RA Movie Thread (Read 5833 times)

    stadjak—liked your reviews.  I’ll check out “Elite Squad”


    “The Maid,” a nuanced Spanish film, is one of those portraits of working class people that rarely, if ever, appear in U.S. films.  The movie shows the impact of long-term subservience on the psyche of a maid who works for a regular well-off family.  There are no idyllic workers versus bogeymen rich people here.  It’s all humanistic, with gut-wrenching portrayals of damaged people, dark humor, and a glimmer of hope (in the form of "jogging"!) at the end.  

      It won't be.


      You were right, Batman was not awesome.  So disappointed.  The beginning scene was amazing...I was on the edge of my seat...the rest suffered from very poor pacing, and, well, I'll just say a lot of other flaws to not give away any spoilers.  Mostly I just thought it was booooooooring.  And I am very good at suspending disbelief (obviously, since Scott Pilgrim is one of my favorite films) - but I found myself say "Oh, come on," an awful lot.

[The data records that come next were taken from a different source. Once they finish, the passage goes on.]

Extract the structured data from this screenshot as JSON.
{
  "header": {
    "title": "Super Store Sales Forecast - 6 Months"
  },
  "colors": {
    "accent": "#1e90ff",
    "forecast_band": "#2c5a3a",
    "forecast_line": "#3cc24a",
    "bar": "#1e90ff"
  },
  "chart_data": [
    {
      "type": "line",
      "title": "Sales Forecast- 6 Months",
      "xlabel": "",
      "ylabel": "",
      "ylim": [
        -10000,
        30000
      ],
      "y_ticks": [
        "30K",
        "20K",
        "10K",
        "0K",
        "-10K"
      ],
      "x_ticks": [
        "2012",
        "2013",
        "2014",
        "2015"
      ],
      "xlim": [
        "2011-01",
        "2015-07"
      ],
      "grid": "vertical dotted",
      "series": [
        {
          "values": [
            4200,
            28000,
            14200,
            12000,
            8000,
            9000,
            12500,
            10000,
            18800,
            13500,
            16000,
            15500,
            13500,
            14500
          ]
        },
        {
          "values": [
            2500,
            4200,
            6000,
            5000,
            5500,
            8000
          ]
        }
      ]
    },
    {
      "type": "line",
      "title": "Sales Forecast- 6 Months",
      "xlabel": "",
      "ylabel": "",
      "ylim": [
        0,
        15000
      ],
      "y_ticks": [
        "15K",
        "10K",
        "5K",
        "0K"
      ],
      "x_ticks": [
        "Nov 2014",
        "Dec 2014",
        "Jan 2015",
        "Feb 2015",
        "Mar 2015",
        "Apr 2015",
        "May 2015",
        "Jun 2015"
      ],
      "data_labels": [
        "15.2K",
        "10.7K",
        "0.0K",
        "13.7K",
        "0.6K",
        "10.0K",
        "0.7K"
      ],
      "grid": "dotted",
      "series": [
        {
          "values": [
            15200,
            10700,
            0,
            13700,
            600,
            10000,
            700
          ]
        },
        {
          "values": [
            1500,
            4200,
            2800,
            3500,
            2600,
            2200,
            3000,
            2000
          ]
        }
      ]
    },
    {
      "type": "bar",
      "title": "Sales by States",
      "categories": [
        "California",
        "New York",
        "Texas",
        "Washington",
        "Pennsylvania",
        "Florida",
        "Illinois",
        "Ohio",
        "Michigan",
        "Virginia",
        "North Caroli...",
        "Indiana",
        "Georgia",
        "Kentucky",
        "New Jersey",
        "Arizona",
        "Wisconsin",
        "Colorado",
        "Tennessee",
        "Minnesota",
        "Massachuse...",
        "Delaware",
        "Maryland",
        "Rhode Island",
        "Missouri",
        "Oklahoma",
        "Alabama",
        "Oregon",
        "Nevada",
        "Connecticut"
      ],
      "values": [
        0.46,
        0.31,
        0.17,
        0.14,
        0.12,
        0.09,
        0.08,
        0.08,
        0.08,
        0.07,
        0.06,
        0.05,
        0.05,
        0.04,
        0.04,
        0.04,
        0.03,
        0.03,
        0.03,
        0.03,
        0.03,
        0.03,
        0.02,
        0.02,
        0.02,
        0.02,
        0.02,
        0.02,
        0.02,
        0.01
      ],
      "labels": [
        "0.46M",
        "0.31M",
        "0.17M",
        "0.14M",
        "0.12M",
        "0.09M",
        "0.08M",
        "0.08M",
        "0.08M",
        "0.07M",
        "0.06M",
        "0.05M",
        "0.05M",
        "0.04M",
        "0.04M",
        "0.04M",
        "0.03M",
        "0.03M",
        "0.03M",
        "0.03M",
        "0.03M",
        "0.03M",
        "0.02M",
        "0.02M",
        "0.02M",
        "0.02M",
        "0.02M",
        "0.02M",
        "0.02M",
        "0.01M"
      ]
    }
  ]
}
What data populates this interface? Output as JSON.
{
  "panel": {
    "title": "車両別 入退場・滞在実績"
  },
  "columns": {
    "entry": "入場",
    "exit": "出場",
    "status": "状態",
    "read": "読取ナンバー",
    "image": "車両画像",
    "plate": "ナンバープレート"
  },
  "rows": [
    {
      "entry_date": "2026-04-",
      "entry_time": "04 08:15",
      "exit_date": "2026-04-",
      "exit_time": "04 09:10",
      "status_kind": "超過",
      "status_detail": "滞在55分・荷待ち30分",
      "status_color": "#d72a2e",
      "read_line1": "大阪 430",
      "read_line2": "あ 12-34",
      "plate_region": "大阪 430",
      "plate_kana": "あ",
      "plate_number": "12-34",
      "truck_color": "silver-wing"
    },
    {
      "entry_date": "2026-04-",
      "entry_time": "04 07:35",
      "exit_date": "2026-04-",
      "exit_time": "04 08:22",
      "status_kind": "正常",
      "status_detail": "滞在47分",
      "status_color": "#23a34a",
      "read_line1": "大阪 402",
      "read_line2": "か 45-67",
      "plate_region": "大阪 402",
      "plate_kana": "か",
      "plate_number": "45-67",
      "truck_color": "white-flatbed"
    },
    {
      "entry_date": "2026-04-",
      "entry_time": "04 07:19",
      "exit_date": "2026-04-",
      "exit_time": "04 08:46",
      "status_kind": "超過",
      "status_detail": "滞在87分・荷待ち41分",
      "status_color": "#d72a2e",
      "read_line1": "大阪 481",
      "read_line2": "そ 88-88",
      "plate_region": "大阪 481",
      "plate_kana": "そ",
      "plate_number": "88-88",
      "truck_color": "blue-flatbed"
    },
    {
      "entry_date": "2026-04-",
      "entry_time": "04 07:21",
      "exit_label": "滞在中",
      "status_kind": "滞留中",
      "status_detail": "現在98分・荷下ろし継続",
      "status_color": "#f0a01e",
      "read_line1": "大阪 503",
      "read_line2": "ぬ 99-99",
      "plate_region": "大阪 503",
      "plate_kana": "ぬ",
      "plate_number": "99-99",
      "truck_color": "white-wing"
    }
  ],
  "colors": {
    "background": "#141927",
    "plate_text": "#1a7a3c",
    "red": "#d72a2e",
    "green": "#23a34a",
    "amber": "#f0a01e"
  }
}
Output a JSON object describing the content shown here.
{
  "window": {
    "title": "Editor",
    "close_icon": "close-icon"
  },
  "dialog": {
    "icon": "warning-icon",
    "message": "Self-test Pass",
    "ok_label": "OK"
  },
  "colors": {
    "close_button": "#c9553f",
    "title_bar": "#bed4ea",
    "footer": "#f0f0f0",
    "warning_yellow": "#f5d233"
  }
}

      I think I've only seen 4 movies in the theatre this year...and all but Avengers were terrible. 


      And I know a lot of people that LOVE the Superman teaser, but I was bored by that too!  I think people built that up too much though - I had super high expectations.

      Menace to Sobriety


          I think people built that up too much though - I had super high expectations.

          The movies I've enjoyed the most over the last few years are the ones I knew the least about going in.

        Janie, today I quit my job. And then I told my boss to go f*** himself, and then I blackmailed him for almost sixty thousand dollars. Pass the asparagus.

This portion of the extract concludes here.